Q: Are copper-core stock pots worth the extra cost?

A: Copper heats incredibly fast and precisely. If you value exact temperature control, yes. They are often more expensive and require more careful cleaning.

Q: Can I use a stock pot on an induction cooktop?

A: Only if the pot is magnetic. Stainless steel pots usually work, but check the bottom; it must have iron content for induction to work.

Q: How do I prevent sticking in a stainless steel pot?

A: Use the “water drop test.” Heat the empty pan over medium heat. Add a few drops of water. If the water beads up and dances, the pan is ready for oil. If it evaporates instantly, wait longer.

Q: Should the lid be glass or metal?

A: Metal lids generally seal better and last longer than glass lids. Glass lets you check food without lifting the lid, but it can break.

Q: Is a high wall or a wide base better for a stock pot?

A: High walls are better for simmering and reducing liquids (like making stock). Wide bases are better for boiling large amounts of pasta quickly.

Q: How should I clean stubborn burned food from the bottom?

A: Fill the pot with water and a few tablespoons of baking soda. Bring it to a simmer for 15 minutes. The stuck food often lifts right off.

Q: Do I need to “season” a stainless steel stock pot?
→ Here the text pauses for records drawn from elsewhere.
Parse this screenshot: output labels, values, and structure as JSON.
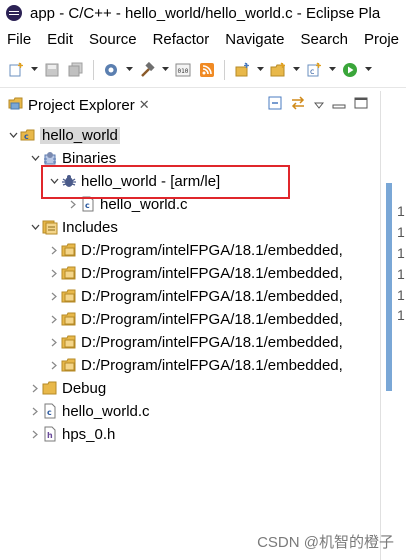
{
  "window": {
    "title": "app - C/C++ - hello_world/hello_world.c - Eclipse Pla"
  },
  "menu": [
    "File",
    "Edit",
    "Source",
    "Refactor",
    "Navigate",
    "Search",
    "Proje"
  ],
  "view": {
    "tab_label": "Project Explorer",
    "close_glyph": "✕"
  },
  "tree": {
    "project": "hello_world",
    "binaries": "Binaries",
    "binary_item": "hello_world - [arm/le]",
    "binary_child": "hello_world.c",
    "includes": "Includes",
    "include_paths": [
      "D:/Program/intelFPGA/18.1/embedded,",
      "D:/Program/intelFPGA/18.1/embedded,",
      "D:/Program/intelFPGA/18.1/embedded,",
      "D:/Program/intelFPGA/18.1/embedded,",
      "D:/Program/intelFPGA/18.1/embedded,",
      "D:/Program/intelFPGA/18.1/embedded,"
    ],
    "debug": "Debug",
    "source_file": "hello_world.c",
    "header_file": "hps_0.h"
  },
  "gutter_numbers": [
    "1",
    "1",
    "1",
    "1",
    "1",
    "1"
  ],
  "watermark": "CSDN @机智的橙子",
  "colors": {
    "highlight": "#e0262b",
    "selection": "#d9d9d9",
    "folder": "#e8b84a"
  }
}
A: No. Seasoning is for cast iron. Stainless steel only needs to be washed thoroughly before its first use.

Q: How much does a quality ATK-recommended stock pot usually cost?

A: Quality stainless steel pots often cost between $80 and $150, depending on size and brand reputation.

Q: Can I put my stock pot in the oven?

A: Check the manufacturer’s instructions. If the handles are metal and riveted, it is usually oven-safe, often up to 500°F.